Reputation: 1573
I am currently trying to write an OpenCL application doing some memory intensive calculations. To track the progress of all the calculations I created a for loop which creates different kernel groups. Unfortunately, the calculation fills up my whole memory. My guess is that the kernels are not done executing before the next heap is added.

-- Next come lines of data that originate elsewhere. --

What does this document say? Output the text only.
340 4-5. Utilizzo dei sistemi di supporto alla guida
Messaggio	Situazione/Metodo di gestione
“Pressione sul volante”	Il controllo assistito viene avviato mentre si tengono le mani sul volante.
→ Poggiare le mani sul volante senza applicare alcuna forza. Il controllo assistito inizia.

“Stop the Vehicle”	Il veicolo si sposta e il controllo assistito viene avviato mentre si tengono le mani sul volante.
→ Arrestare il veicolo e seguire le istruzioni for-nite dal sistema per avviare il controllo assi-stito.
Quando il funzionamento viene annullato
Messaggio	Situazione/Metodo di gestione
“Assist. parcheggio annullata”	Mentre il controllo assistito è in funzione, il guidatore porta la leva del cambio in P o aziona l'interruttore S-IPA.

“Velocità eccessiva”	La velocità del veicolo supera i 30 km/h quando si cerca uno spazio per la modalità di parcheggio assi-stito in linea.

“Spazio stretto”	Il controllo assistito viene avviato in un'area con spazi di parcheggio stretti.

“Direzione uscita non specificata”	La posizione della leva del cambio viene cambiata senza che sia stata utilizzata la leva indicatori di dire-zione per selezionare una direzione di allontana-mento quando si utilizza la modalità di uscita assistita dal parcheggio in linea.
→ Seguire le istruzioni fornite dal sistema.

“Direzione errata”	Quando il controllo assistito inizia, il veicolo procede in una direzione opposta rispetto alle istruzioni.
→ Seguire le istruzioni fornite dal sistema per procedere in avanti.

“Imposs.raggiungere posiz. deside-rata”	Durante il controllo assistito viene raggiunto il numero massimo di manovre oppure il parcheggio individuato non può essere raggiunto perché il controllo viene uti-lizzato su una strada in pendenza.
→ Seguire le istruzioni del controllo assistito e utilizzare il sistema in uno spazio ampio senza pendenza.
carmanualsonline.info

for (unsigned long i=1; i<maxGlobalThreads; i+=1000000) {
// Calculating Offset
size_t temp = 1000000;
size_t offset = 0;
if (i>1000000) {
offset = i-1000000;
}
cl_event tmp;
clEnqueueNDRangeKernel(command_queue, kernel, 1, &offset, &temp, NULL, NULL, 0, &tmp);
// Wait until Threads finished (-- not working)
clWaitForEvents(1, &tmp);
// Copy results from memory buffer
int *res = (int*)malloc(64*sizeof(int));
int *indexNum = (int*)malloc(14*sizeof(int));
err = clEnqueueReadBuffer(command_queue, foundCombiMem, CL_TRUE, 0, 64*sizeof(int), res, 0, NULL, NULL);
err = clEnqueueReadBuffer(command_queue, indexNumMem, CL_TRUE, 0, 14*sizeof(int), indexNum, 0, NULL, NULL);
// Calculate Time for 1000000 checked combinations
diff = clock() - start;
double msec = diff * 1000 / CLOCKS_PER_SEC;
printf("%f\n", (msec/(i*1000000))*1000000);
[ ... ]
}
Upvotes: 0
Views: 224
Reputation: 5381
In this case the best you can do is to add
clFinish(CommandQueue);
after
clEnqueueNDRangeKernel
Upvotes: 0
Reputation: 2318
You are doing to mallocs that are never freed on each iteration of the loop. This is why you are running out of memory.
Also, your loop is using an unsigned int variable, which could be a problem depending on the value of maxGloablThreads.
Upvotes: 2